The Importance of Right-brain Thinking in Education
Posted: February 4th, 2010 | Author: Joan Jaeckel | Filed under: Uncategorized | Tags: right-brain-skills creativity | No Comments »A designer from Frog Design works with 8th graders on solving a design problem: backpacks that work given lockers off limits.
So far so good and uh oh. During the process she notices something about the way they think that has implications for the future of human thinking moving forward:
“The kids were great. They were earnest and curious. And to say they captured my heart would be an understatement.
However, teaching them revealed a stark illustration of the situation we’re facing in education, at least from my point of view as a designer. The skills or intuition I assumed they had for drawing, observation, and building were alarmingly underdeveloped. In short, any in-born human willingness to experiment, cut, glue, break, build, or paint, had atrophied.

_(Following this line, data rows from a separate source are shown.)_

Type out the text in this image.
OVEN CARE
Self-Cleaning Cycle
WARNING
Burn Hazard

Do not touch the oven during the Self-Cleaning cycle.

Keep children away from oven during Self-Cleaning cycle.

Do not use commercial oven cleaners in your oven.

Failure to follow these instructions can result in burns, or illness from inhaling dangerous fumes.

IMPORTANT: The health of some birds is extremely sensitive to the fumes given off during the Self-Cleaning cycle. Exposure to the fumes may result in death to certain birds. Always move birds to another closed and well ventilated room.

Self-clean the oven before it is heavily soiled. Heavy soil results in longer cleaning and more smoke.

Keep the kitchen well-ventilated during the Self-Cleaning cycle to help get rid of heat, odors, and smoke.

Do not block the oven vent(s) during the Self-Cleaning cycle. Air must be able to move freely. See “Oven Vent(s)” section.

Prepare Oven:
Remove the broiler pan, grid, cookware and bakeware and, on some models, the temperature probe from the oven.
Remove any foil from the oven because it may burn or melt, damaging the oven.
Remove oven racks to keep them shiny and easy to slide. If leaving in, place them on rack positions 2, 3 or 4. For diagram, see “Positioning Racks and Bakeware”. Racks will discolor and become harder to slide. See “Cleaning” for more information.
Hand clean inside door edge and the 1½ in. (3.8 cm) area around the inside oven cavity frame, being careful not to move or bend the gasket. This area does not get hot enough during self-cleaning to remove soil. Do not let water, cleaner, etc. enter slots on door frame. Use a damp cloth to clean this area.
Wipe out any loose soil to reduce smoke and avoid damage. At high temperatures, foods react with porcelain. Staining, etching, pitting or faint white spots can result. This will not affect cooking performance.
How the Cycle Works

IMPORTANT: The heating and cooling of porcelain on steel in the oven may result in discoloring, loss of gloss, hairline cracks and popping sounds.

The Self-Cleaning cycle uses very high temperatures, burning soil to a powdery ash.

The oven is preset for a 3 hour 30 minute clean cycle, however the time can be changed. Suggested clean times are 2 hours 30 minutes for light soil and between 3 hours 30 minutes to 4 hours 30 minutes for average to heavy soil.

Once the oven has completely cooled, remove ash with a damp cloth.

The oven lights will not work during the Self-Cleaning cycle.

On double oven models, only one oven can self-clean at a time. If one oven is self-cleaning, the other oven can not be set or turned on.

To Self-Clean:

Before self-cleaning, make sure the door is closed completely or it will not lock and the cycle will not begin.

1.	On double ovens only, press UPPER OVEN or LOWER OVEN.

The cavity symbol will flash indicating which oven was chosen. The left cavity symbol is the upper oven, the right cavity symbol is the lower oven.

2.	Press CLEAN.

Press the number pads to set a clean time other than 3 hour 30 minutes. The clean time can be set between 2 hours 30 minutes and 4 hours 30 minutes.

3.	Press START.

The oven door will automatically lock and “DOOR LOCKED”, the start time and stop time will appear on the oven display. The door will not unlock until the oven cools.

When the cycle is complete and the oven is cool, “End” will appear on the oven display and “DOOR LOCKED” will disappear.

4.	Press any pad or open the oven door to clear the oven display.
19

I had set out to teach design as a problem solving process (which it is!) but along the way I had forgotten that it is also a frame of mind—and I mean that almost literally. In design, thinking “differently” is paramount. Often, that is achieved through expressions like building, drawing, tinkering. Using your hands to build, draw, and tinker takes the problem out of your head, or as some science might indicate, from one side of your head to the other. The education system, for myriad reasons valid and otherwise, has abandoned “right-brained” skills. Our culture of education has never put a lot of emphasis on these things, but as budgets for the arts, physical education, and drama dwindle, it seems to be getting worse. This is not just affecting students’ ability to make a drawing or perform a play, it is affecting their ability to solve problems of all kinds because it limits the practice they get at engaging these other parts of their brains. That engagement is what leads to new thinking. That engagement is creativity.”